Somewhat counterintuitively, the lower the priority value, the more traffic the server receives. At the same time, the weight value has a direct relationship with the corresponding traffic that’s received. In the end, a server with a higher weight will obtain more traffic than servers with a lower weight.
NS record is a shortened abbreviation for the nameserver record. It indicates which nameserver (DNS server) is authoritative for a particular domain. This is vital because a domain can have multiple NS records, indicating primary and secondary nameservers.
Authoritative nameservers are responsible for resolving queries for the hostname containing the actual DNS records. Moreover, an authoritative DNS server contains the actual DNS records and information specific to the domain it serves.
An NS record determines which IP address should access a particular server. Accordingly, NS records generally inform a DNS service where to look for a domain’s name and other associated information.
SOA stands for start of authority. SOA records are used to store purely administrative information regarding a domain or zone. A DNS zone is similar to a namespace and spans a domain name, many domain names, and subdomains. Consequently, a DNS zone simply contains the DNS entries for your domain.
SOA records include rudimentary information such as the domain’s most recently updated timestamp, its administrator’s email address (RNAME), and its TTL (time to live) to indicate how long the server waits between refreshes. It also identifies the primary nameserver (MNAME) for the zone it covers.
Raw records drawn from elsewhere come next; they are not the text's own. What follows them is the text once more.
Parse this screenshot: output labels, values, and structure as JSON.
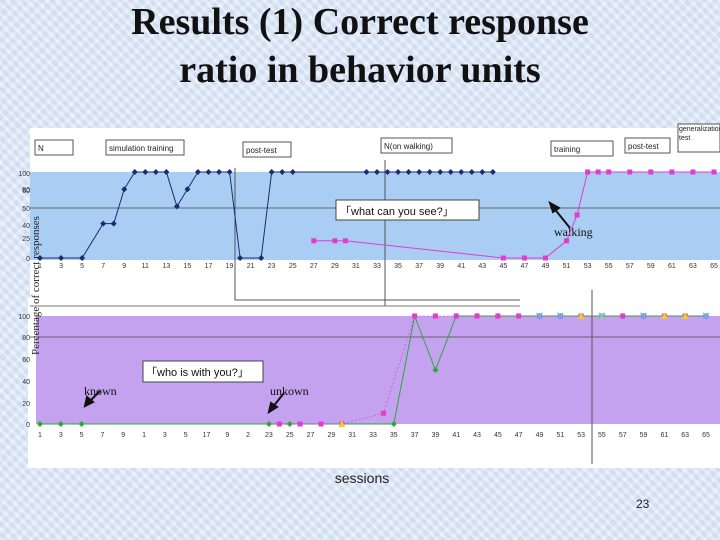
{
  "slide": {
    "title_line1": "Results (1) Correct response",
    "title_line2": "ratio in behavior units",
    "page_number": "23"
  },
  "chart_data": [
    {
      "type": "line",
      "id": "top",
      "ylabel": "Percentage of correct responses",
      "ylim": [
        0,
        100
      ],
      "yticks": [
        "0",
        "25",
        "40",
        "50",
        "60",
        "80",
        "100"
      ],
      "xticks": [
        "1",
        "3",
        "5",
        "7",
        "9",
        "11",
        "13",
        "15",
        "17",
        "19",
        "21",
        "23",
        "25",
        "27",
        "29",
        "31",
        "33",
        "35",
        "37",
        "39",
        "41",
        "43",
        "45",
        "47",
        "49",
        "51",
        "53",
        "55",
        "57",
        "59",
        "61",
        "63",
        "65"
      ],
      "phases": [
        "N",
        "simulation training",
        "post-test",
        "N(on walking)",
        "training",
        "post-test",
        "generalization test"
      ],
      "annotations": {
        "question": "「what can you see?」",
        "arrow_label": "walking"
      },
      "series": [
        {
          "color": "#1f2a70",
          "marker": "diamond",
          "x": [
            1,
            3,
            5,
            7,
            8,
            9,
            10,
            11,
            12,
            13,
            14,
            15,
            16,
            17,
            18,
            19,
            20,
            22,
            23,
            24,
            25,
            32,
            33,
            34,
            35,
            36,
            37,
            38,
            39,
            40,
            41,
            42,
            43,
            44
          ],
          "y": [
            0,
            0,
            0,
            40,
            40,
            80,
            100,
            100,
            100,
            100,
            60,
            80,
            100,
            100,
            100,
            100,
            0,
            0,
            100,
            100,
            100,
            100,
            100,
            100,
            100,
            100,
            100,
            100,
            100,
            100,
            100,
            100,
            100,
            100
          ]
        },
        {
          "color": "#e23bd0",
          "marker": "square",
          "x": [
            27,
            29,
            30,
            45,
            47,
            49,
            51,
            52,
            53,
            54,
            55,
            57,
            59,
            61,
            63,
            65
          ],
          "y": [
            20,
            20,
            20,
            0,
            0,
            0,
            20,
            50,
            100,
            100,
            100,
            100,
            100,
            100,
            100,
            100
          ]
        }
      ]
    },
    {
      "type": "line",
      "id": "bottom",
      "ylim": [
        0,
        100
      ],
      "yticks": [
        "0",
        "20",
        "40",
        "60",
        "80",
        "100"
      ],
      "xticks": [
        "1",
        "3",
        "5",
        "7",
        "9",
        "1",
        "3",
        "5",
        "17",
        "9",
        "2",
        "23",
        "25",
        "27",
        "29",
        "31",
        "33",
        "35",
        "37",
        "39",
        "41",
        "43",
        "45",
        "47",
        "49",
        "51",
        "53",
        "55",
        "57",
        "59",
        "61",
        "63",
        "65"
      ],
      "xlabel": "sessions",
      "annotations": {
        "question": "「who is with you?」",
        "label_known": "known",
        "label_unknown": "unkown"
      },
      "series": [
        {
          "color": "#2aa83a",
          "marker": "diamond",
          "x": [
            1,
            3,
            5,
            23,
            25,
            35,
            37,
            39,
            41,
            43,
            45,
            47,
            49,
            51,
            53,
            55,
            57,
            59,
            61,
            63,
            65
          ],
          "y": [
            0,
            0,
            0,
            0,
            0,
            0,
            100,
            50,
            100,
            100,
            100,
            100,
            100,
            100,
            100,
            100,
            100,
            100,
            100,
            100,
            100
          ]
        },
        {
          "color": "#e23bd0",
          "marker": "square",
          "x": [
            24,
            26,
            28,
            30,
            34,
            37,
            39,
            41,
            43,
            45,
            47,
            49,
            51,
            53,
            55,
            57,
            59,
            61,
            63,
            65
          ],
          "y": [
            0,
            0,
            0,
            0,
            10,
            100,
            100,
            100,
            100,
            100,
            100,
            100,
            100,
            100,
            100,
            100,
            100,
            100,
            100,
            100
          ]
        },
        {
          "color": "#f0d020",
          "marker": "triangle",
          "x": [
            30,
            53,
            55,
            61,
            63
          ],
          "y": [
            0,
            100,
            100,
            100,
            100
          ]
        },
        {
          "color": "#55c8e8",
          "marker": "x",
          "x": [
            49,
            51,
            55,
            59,
            65
          ],
          "y": [
            100,
            100,
            100,
            100,
            100
          ]
        }
      ]
    }
  ]
}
SOA records are also used by the DNS zone to confirm zone transfers according to IETF standards.
PTR is a DNS pointer record that allows reverse lookups in a domain. You can think of it as the opposite of an A record, since an A record provides the IP address of a domain, while a PTR record provides the domain of the associated IP address.
For instance, instead of showing an IP address like blog.google.com, the PTR record will display the site’s actual host, which in this example is blogger.l.google.com.
TSIG stands for transaction signature and serves as a network protocol for securely updating a DNS database. It is also referred to as Secret Key Transaction Authentication. As a DNS record, TSIG is primarily used for authentication in DNS systems.
TSIG is optional, but in an era where hackers are expanding their targets, TSIG is recommended to prevent bad actors from subverting DNS systems. It uses a combination of shared secret keys and one-way hashing to ensure DNS packets originate from an authorized sender.
CAA stands for Certificate Authority Authorization. These DNS records highlight the certificate authorities (CA) permitted to issue SSL certificates for the domain or fully qualified domain name (FQDN).
As a domain owner, the CAA record allows you to specify one or more CAs, thereby smoothing out certificate issuance problems and providing a measure of standardization throughout your organization.
Transport Layer Security Authentication (TLSA) is a key specification record. It improves DNS security and reduces malicious attacks by specifying which keys can be used for a given domain’s TLS servers.
However, TLSA records only work if the Domain Name System Security Extensions (DNSSEC) feature is enabled on your system.
The TLSA is made up of three parts.
The first is a protocol, either standard (TCP, UDP, or SCTP) or user-defined. The second element is a port number on which the TLS server listens. The third part is a server hostname.
A delegation signer (DS) record is used to secure DNSSEC delegations. DNSSEC adds cryptographic signatures to existing DNS records. As such, a DS record is created and used to establish a chain of trust when DNSSEC signing has been configured.
Together with DNSSEC, DS records prevent attackers from poisoning or manipulating responses to DNS requests.
As its name implies, DNSKEY holds a public signing key used to verify DNSSEC signatures. Both DNSKEY and DS were created as DNS records to facilitate DNSSEC encryption with cryptographic signatures.